Segundo o levantamento, o conservador François Fillon conquistou 20,01% dos eleitores, enquanto que o esquerdista Jean-Luc Melenchon ficou na sequência com 19,58% dos votos. Já Benoit Hamon foi derrotado com apenas 6,36%, ficando na quinta posição.

Membro da ala mais à esquerda do Partido Socialista, Benoît Hamon pagou o preço dos baixos índices de popularidade do presidente François Hollande, que manteve distância da campanha e se tornou o primeiro mandatário na Quinta República a não tentar a reeleição. Após a derrota, Hamon declarou apoio ao candidato liberal Macron (Em Marcha!) no segundo turno. "Eu faço distinção total entre um adversário político e um inimigo da República. Apelo para vencermos da maneira mais forte possível a Frente Nacional, ao votarmos por Emmanuel Macron, mesmo que ele não pertença à esquerda", disse. O conservador François Fillon (Os Republicanos) também admitiu a derrota e pediu votos em Macron pouco depois das primeiras projeções. 

“O partido socialista já vem caindo há um tempo não só na França. O governo de Hollande foi um desastre no país e, em grande parte, isso se deve ao fato de que o partido sobe com uma expectativa e acaba se rendendo aos programas conservadores da União Européia”, explicou o cientista político da Unicamp, Reginaldo de Moraes. 

Os candidatos

Em discurso antes mesmo de projeções de resultado mais avançadas, a ultranacionalista Marine Le Pen classificou os demais candidatos como "herdeiros" do presidente François Hollande e disse que ela, sim, é a "grande alternância" que a França precisa e quer.

A candidata da Frente Nacional disse que irá defender o país contra a "globalização desenfreada". "A principal coisa em jogo nesta eleição é a globalização desenfreada que está colocando em risco a nossa civilização", acrescentou, pedindo que os eleitores franceses se livrem dos grilhões de uma "elite arrogante".

“Marine Le Pen vai pescar o seu eleitorado na questão do pertencimento a União Européia, vai jogar a culpa da crise para o imigrante.

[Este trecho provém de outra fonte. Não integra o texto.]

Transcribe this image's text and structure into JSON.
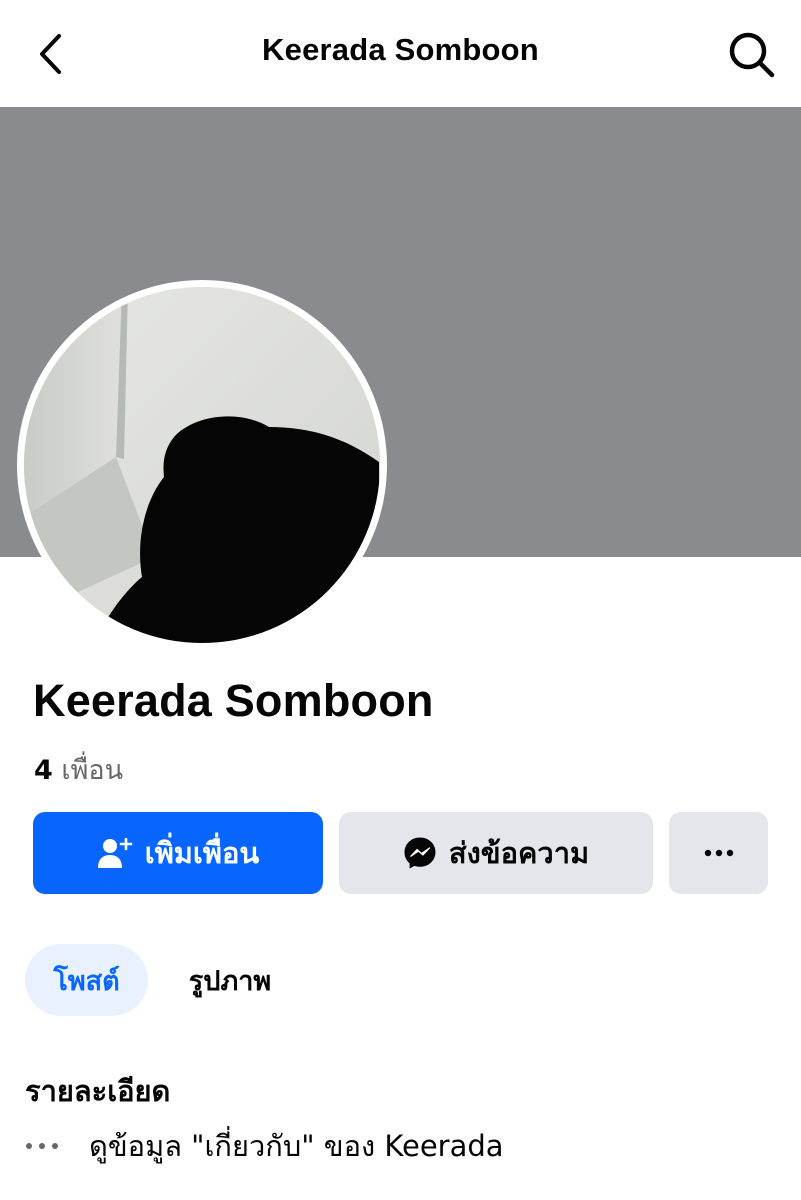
{
  "header": {
    "title": "Keerada Somboon",
    "back_icon": "chevron-left-icon",
    "search_icon": "search-icon"
  },
  "profile": {
    "name": "Keerada Somboon",
    "friends_count": "4",
    "friends_label": "เพื่อน"
  },
  "actions": {
    "add_friend_label": "เพิ่มเพื่อน",
    "message_label": "ส่งข้อความ",
    "more_icon": "more-horizontal-icon"
  },
  "tabs": [
    {
      "label": "โพสต์",
      "active": true
    },
    {
      "label": "รูปภาพ",
      "active": false
    }
  ],
  "details": {
    "title": "รายละเอียด",
    "about_text": "ดูข้อมูล \"เกี่ยวกับ\" ของ Keerada"
  },
  "colors": {
    "accent": "#0866ff",
    "cover": "#8a8b8f",
    "button_secondary": "#e4e6eb",
    "tab_active_bg": "#e8f1fd"
  }
}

E em caso de crise, o estrangeiro é sempre visto como aquele que toma o emprego do local. Isso, na atual conjuntura, somado ao terrorismo”, detalhou William, para quem essa é apenas uma visão superficial do problema, que será utilizado pelos oportunistas, como Le Pen e Macron. “Não se questiona a política desastrosa dos EUA e da OTAN de desestruturar os países árabes com os motivos mais mesquinhos. Aí aparece a Le Pen com uma proposta fascista e o Macron como um homem competente para dar resposta a isso”, completou o professor de relações internacionais, lembrando que Macron fez parte do governo socialista de Hollande, apesar de se declarar um 'não-político'. 

“O Macron representa reformas ainda mais liberarias e flexibilização das leis trabalhistas. E a Le Pen disse que queria ser o Trump da França. Mas o problema é que entre ser candidato e ser presidente há uma longa distancia”, disse Reginaldo, para quem Le Pen teria muita dificuldade de governar, já que seu pequeno partido não possui número no congresso. “O problema seria o peso político de sua presença pública ao fazer campanha para esses programas ultranacionalistas e anti-imigrantes”. 

Segundo turno

Para os especialistas, as chances de uma vitória da candidata no segundo turno são menores do que Macron. Em um dos poucos momentos de discurso inflamado, o liberal fez um ataque frontal a Le Pen, afirmando que quer ser "o presidente dos patriotas frente à ameaça dos nacionalistas". Macron mostrou, ainda, sua adesão à União Europeia, com quem Le Pen ameaça romper, prometendo construir um país que dará chance para que cada cidadão "possa encontrar seu lugar na França e na Europa".

“Agora o que vai pesar e está indefinido são os eleitores do [Jean-Luc] Mélenchon que são 20%, não é pouco. E eles vão se dividir bastante, já que a maioria pode se abster”, concluiu Reginaldo. 

“A capacidade dele [Macron] de forjar alianças e pegar eleitores é maior do que a dela [Le Pen] que possui uma política muito mais restrita. Porém, é importante ressaltar que ela pode não ganhar, mas se fortaleceu. E o fortalecimento de uma extrema direita com traços fascistas é um problema mundial”, finalizou William.